EBITDA below estimate; gas production up 4% YoY
* ONGC’s reported revenue of INR230b (+15% YoY, +21% QoQ) came in below our estimate of INR243b due to lower production/sales and marginally lower realization. Reported EBITDA of INR125b (+22% YoY, +20% QoQ) was below our estimate of INR134b, led by higher other expenditure (USD7.2/boe v/s estimate of USD6.8/boe).
* PAT grew 15% YoY (-2% QoQ) to INR50b, missing our estimate of INR67b, led by lower other income of INR11b (est. of INR14b; +16% YoY, -42% QoQ) and higher depreciation of INR58.6b (est. INR44b; +25% YoY, +21% QoQ). D,D&A was higher led by higher depletion and higher dry well write-offs.
* Net realization grew 21% YoY (+18% QoQ) to USD60.6/bbl. Subsidy sharing was nil; we model nil subsidy sharing for FY18, FY19 and FY20 as well. At USD60- 70/bbl of Brent, we do not see much concern. However, if crude were to rise further, then it may result in subsidy sharing, thereby adversely impacting the profitability.

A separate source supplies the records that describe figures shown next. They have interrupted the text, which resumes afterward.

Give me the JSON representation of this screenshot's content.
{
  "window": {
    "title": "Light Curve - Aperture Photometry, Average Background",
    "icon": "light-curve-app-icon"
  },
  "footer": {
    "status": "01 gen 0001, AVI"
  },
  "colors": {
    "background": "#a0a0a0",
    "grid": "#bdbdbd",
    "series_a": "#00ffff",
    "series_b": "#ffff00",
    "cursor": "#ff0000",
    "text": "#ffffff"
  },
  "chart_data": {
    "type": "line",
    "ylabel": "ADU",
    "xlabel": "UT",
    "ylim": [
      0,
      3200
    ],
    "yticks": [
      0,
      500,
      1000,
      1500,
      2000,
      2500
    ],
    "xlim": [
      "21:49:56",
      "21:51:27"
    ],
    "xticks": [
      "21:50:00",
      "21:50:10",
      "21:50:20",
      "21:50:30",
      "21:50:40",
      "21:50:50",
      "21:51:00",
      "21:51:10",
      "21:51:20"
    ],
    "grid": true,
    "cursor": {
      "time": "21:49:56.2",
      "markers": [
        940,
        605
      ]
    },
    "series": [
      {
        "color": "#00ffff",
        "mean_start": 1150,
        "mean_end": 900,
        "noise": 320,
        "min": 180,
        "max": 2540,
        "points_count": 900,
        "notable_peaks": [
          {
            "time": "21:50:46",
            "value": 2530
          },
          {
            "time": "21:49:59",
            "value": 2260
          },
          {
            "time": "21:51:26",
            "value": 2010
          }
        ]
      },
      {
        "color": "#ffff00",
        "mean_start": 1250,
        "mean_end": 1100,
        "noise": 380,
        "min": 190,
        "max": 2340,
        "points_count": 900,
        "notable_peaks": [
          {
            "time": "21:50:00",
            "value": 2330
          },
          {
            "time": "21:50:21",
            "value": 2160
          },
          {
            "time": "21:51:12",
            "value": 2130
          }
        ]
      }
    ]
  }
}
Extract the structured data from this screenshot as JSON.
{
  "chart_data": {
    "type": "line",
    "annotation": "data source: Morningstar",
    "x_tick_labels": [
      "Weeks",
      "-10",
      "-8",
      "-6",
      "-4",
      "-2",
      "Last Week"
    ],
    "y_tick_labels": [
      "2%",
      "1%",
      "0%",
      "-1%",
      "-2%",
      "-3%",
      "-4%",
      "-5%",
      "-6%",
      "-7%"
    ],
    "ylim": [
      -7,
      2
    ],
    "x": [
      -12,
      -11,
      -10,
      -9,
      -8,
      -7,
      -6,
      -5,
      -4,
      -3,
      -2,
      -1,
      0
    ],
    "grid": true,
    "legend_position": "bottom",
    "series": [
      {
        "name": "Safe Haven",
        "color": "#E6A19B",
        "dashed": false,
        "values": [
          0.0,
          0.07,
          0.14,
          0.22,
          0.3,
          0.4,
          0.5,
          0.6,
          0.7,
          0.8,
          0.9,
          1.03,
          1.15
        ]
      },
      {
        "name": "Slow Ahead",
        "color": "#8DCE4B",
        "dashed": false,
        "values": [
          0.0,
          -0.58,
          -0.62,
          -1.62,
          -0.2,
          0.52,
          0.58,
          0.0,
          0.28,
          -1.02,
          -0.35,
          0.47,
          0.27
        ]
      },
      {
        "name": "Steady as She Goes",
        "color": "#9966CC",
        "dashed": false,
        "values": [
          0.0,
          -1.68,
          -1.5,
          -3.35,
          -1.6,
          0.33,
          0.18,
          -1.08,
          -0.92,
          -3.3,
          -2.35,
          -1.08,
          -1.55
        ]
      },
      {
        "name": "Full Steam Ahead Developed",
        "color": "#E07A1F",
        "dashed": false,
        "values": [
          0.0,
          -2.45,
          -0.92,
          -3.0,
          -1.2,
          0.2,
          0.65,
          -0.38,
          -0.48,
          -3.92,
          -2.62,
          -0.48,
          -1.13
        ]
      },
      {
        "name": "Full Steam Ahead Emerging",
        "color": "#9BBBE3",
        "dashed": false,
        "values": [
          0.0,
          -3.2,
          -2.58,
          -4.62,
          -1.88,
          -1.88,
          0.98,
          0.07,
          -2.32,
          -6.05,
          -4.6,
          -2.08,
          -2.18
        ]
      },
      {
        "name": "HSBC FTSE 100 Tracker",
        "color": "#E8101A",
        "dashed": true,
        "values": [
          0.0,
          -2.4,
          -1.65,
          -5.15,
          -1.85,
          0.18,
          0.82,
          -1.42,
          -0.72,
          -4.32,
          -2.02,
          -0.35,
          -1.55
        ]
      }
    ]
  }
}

* Oil sales declined 1.3% YoY (+1.4% QoQ) to 5.92mmt, and gas sales grew 7.3% YoY (+1.2% QoQ) to 5.0bcm. Oil production declined ~1% YoY (-1.7% QoQ) to 6.34mmt and gas production grew 1.5% YoY (flat QoQ) to 6.28bcm.
* Gas production is expected to increase again, led by completion of its development projects. We expect gas production to increase 10-15% annually.
Valuation and view
* Rising crude oil prices, growth in oil & gas production, and declining opex led by cost efficiencies place ONGC on a strong footing. We model Brent crude price at USD60/bbl for FY19/20 and INR/USD at 64.6/66/67.
* We expect EPS of INR23.3/24.3 for FY19/20. The stock trades at 7.7x FY20E EPS, and EV of 3.4x FY19E EBITDA. Using SOTP, we value the stock at INR230/share, implying a 23% upside. Maintain Buy.